For actual users, the relevant measure isn’t the total number of features supported in SAS and R; it’s how those features align with user needs.

N.B. — Some readers may quibble with my use of statistics from a single CRAN mirror as representative of the R community at large.  It’s a fair point — there are at least 105 public CRAN mirror sites worldwide — but given RStudio’s strong market presence it’s a reasonable proxy.

(5) Switching from SAS to R is expensive because you have to rewrite all of your code.

It’s true that when switching from SAS to R you have to rewrite programs that you want to keep; there is no engine that will translate SAS code to R code. However, SAS users tend to overestimate the effort and cost to accomplish this task.

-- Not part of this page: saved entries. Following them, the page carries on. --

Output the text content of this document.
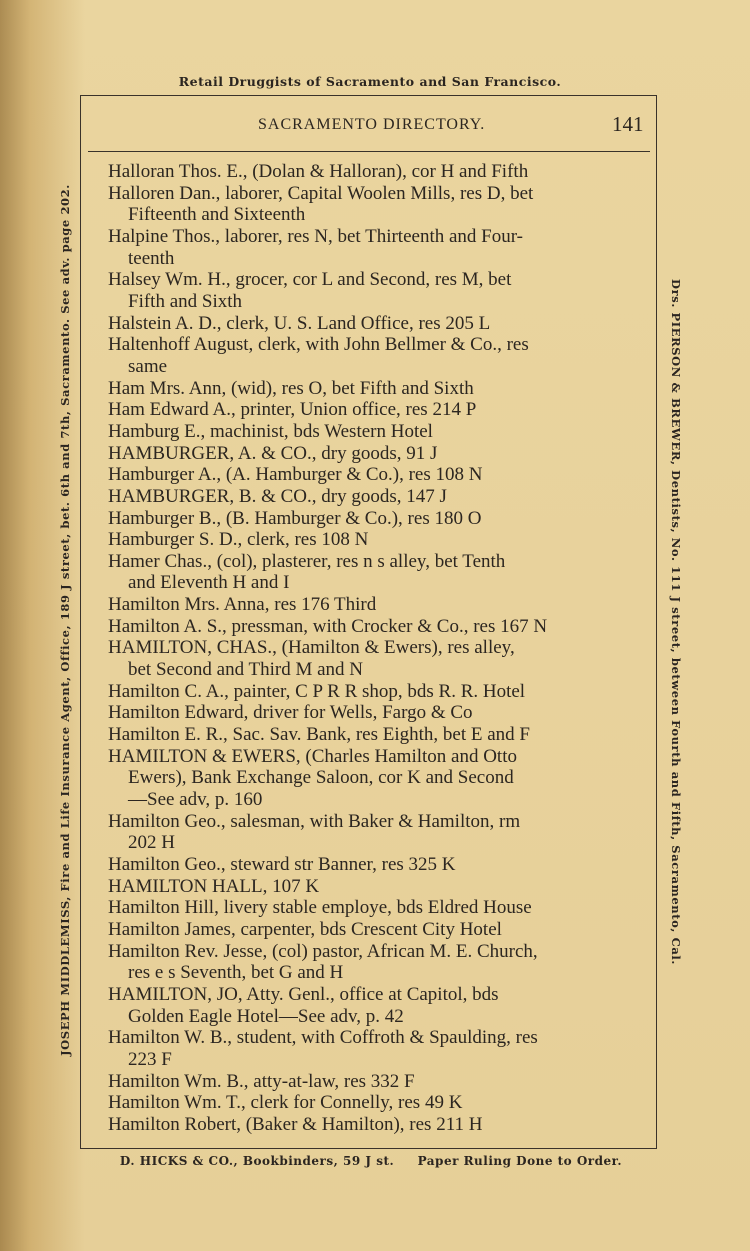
Retail Druggists of Sacramento and San Francisco.
SACRAMENTO DIRECTORY.	141
JOSEPH MIDDLEMISS, Fire and Life Insurance Agent, Office, 189 J street, bet. 6th and 7th, Sacramento. See adv. page 202.	Drs. PIERSON & BREWER, Dentists, No. 111 J street, between Fourth and Fifth, Sacramento, Cal.
Halloran Thos. E., (Dolan & Halloran), cor H and Fifth
Halloren Dan., laborer, Capital Woolen Mills, res D, bet
Fifteenth and Sixteenth
Halpine Thos., laborer, res N, bet Thirteenth and Four-
teenth
Halsey Wm. H., grocer, cor L and Second, res M, bet
Fifth and Sixth
Halstein A. D., clerk, U. S. Land Office, res 205 L
Haltenhoff August, clerk, with John Bellmer & Co., res
same
Ham Mrs. Ann, (wid), res O, bet Fifth and Sixth
Ham Edward A., printer, Union office, res 214 P
Hamburg E., machinist, bds Western Hotel
HAMBURGER, A. & CO., dry goods, 91 J
Hamburger A., (A. Hamburger & Co.), res 108 N
HAMBURGER, B. & CO., dry goods, 147 J
Hamburger B., (B. Hamburger & Co.), res 180 O
Hamburger S. D., clerk, res 108 N
Hamer Chas., (col), plasterer, res n s alley, bet Tenth
and Eleventh H and I
Hamilton Mrs. Anna, res 176 Third
Hamilton A. S., pressman, with Crocker & Co., res 167 N
HAMILTON, CHAS., (Hamilton & Ewers), res alley,
bet Second and Third M and N
Hamilton C. A., painter, C P R R shop, bds R. R. Hotel
Hamilton Edward, driver for Wells, Fargo & Co
Hamilton E. R., Sac. Sav. Bank, res Eighth, bet E and F
HAMILTON & EWERS, (Charles Hamilton and Otto
Ewers), Bank Exchange Saloon, cor K and Second
—See adv, p. 160
Hamilton Geo., salesman, with Baker & Hamilton, rm
202 H
Hamilton Geo., steward str Banner, res 325 K
HAMILTON HALL, 107 K
Hamilton Hill, livery stable employe, bds Eldred House
Hamilton James, carpenter, bds Crescent City Hotel
Hamilton Rev. Jesse, (col) pastor, African M. E. Church,
res e s Seventh, bet G and H
HAMILTON, JO, Atty. Genl., office at Capitol, bds
Golden Eagle Hotel—See adv, p. 42
Hamilton W. B., student, with Coffroth & Spaulding, res
223 F
Hamilton Wm. B., atty-at-law, res 332 F
Hamilton Wm. T., clerk for Connelly, res 49 K
Hamilton Robert, (Baker & Hamilton), res 211 H
D. HICKS & CO., Bookbinders, 59 J st.     Paper Ruling Done to Order.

Analytic teams that have used SAS for some years typically accumulate a large stock of programs and data; much of this accumulation, however, is junk that will never be re-used.    Keep in mind that analytic users don’t work the same way as software developers in IT or a software engineering organization.  Production developers tend to work in a collaborative environment that ensures consistent, reliable and stable results.  Analytic users, on the other hand, tend to work individually on ad hoc analysis projects; they are often inconsistently trained in software best practices.

When SAS users are pressed to evaluate a library of existing programs and identify the “keepers”, they rarely identify more than 10-20% of the existing library.  Hence, the actual effort and expense of program conversion should not be a barrier for most organizations if there is a compelling business case to switch.

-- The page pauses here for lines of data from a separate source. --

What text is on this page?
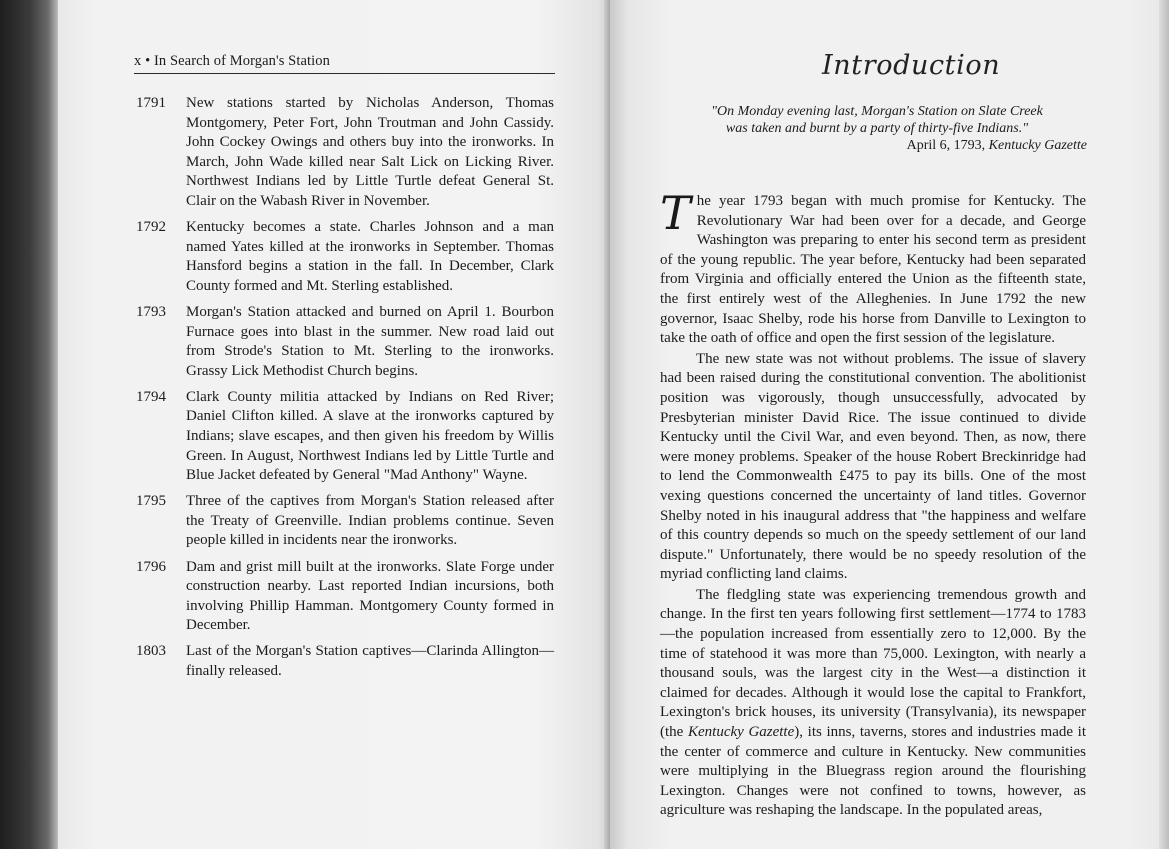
x • In Search of Morgan's Station
1791	New stations started by Nicholas Anderson, Thomas Montgomery, Peter Fort, John Troutman and John Cassidy. John Cockey Owings and others buy into the ironworks. In March, John Wade killed near Salt Lick on Licking River. Northwest Indians led by Little Turtle defeat General St. Clair on the Wabash River in November.
1792	Kentucky becomes a state. Charles Johnson and a man named Yates killed at the ironworks in September. Thomas Hansford begins a station in the fall. In December, Clark County formed and Mt. Sterling established.
1793	Morgan's Station attacked and burned on April 1. Bourbon Furnace goes into blast in the summer. New road laid out from Strode's Station to Mt. Sterling to the ironworks. Grassy Lick Methodist Church begins.
1794	Clark County militia attacked by Indians on Red River; Daniel Clifton killed. A slave at the ironworks captured by Indians; slave escapes, and then given his freedom by Willis Green. In August, Northwest Indians led by Little Turtle and Blue Jacket defeated by General "Mad Anthony" Wayne.
1795	Three of the captives from Morgan's Station released after the Treaty of Greenville. Indian problems continue. Seven people killed in incidents near the ironworks.
1796	Dam and grist mill built at the ironworks. Slate Forge under construction nearby. Last reported Indian incursions, both involving Phillip Hamman. Montgomery County formed in December.
1803	Last of the Morgan's Station captives—Clarinda Allington—finally released.
Introduction
"On Monday evening last, Morgan's Station on Slate Creek was taken and burnt by a party of thirty-five Indians."
April 6, 1793, Kentucky Gazette

The year 1793 began with much promise for Kentucky. The Revolutionary War had been over for a decade, and George Washington was preparing to enter his second term as president of the young republic. The year before, Kentucky had been separated from Virginia and officially entered the Union as the fifteenth state, the first entirely west of the Alleghenies. In June 1792 the new governor, Isaac Shelby, rode his horse from Danville to Lexington to take the oath of office and open the first session of the legislature.

The new state was not without problems. The issue of slavery had been raised during the constitutional convention. The abolitionist position was vigorously, though unsuccessfully, advocated by Presbyterian minister David Rice. The issue continued to divide Kentucky until the Civil War, and even beyond. Then, as now, there were money problems. Speaker of the house Robert Breckinridge had to lend the Commonwealth £475 to pay its bills. One of the most vexing questions concerned the uncertainty of land titles. Governor Shelby noted in his inaugural address that "the happiness and welfare of this country depends so much on the speedy settlement of our land dispute." Unfortunately, there would be no speedy resolution of the myriad conflicting land claims.

The fledgling state was experiencing tremendous growth and change. In the first ten years following first settlement—1774 to 1783—the population increased from essentially zero to 12,000. By the time of statehood it was more than 75,000. Lexington, with nearly a thousand souls, was the largest city in the West—a distinction it claimed for decades. Although it would lose the capital to Frankfort, Lexington's brick houses, its university (Transylvania), its newspaper (the Kentucky Gazette), its inns, taverns, stores and industries made it the center of commerce and culture in Kentucky. New communities were multiplying in the Bluegrass region around the flourishing Lexington. Changes were not confined to towns, however, as agriculture was reshaping the landscape. In the populated areas,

It’s also worth noting that sticking with SAS does not free the organization from the cost of code migration, as SAS customers discovered when SAS 9 was released.

The real cost of switching from SAS to R is measured in human capital — in the costs of retraining skilled professionals.  For many organizations, this is a deal-breaker at present; but as more R-savvy analysts enter the workforce, the costs of switching will decline.

(6) R is a good choice when working with Big Data.

When working with Big Data, neither “legacy” SAS nor open source R is a good choice, for different reasons.

Open source R runs in memory on a single machine; it can work with data up to available memory, then fails.  It is possible to run R in a Hadoop cluster or as table functions inside MPP databases.  However, since R runs independently on each node, this is useful only for embarrassingly parallel tasks; for most advanced analytics tasks, you will need to invoke a distributed analytics engine.   There are a number of distributed engines you can invoke from R, including H2O, ScaleR and Skytree, but at this point R is simply a client and the actual work is done by the distributed engine.

“Legacy” SAS uses file-swapping to handle out-of-memory problems, but at great cost to performance; when a data set is too large to load into memory, “legacy” SAS slows to a crawl.  Through SAS/ACCESS, SAS supports the ability to pass through SQL operations to MPP databases and HiveQL, MapReduce and Pig to Hadoop; however, as is the case with R, “legacy” SAS simply functions as a client and the work is done in the database or Hadoop.  The user can accomplish the same tasks using any SQL or Hadoop interface.

To its credit, SAS also offers distributed in-memory software that runs inside Hadoop (the SAS High-Performance Analytics suite and SAS In-Memory Statistics for Hadoop).  Of course, these products do not replicate “legacy” SAS; they are entirely new products that support a subset of “legacy” SAS functionality at extra cost.  Some migration may be required, since they run DS2 but not the traditional SAS DATA Step.  (I cite these points not to denigrate the new SAS software, which appears to be well designed and implemented,  but to highlight the discontinuity for SAS users between the “legacy” product and the scalable High Performance products.)

If your organization works with Big Data, your primary focus should be on choosing the right scalable analytics platform, with secondary emphasis on the client or API used to invoke it.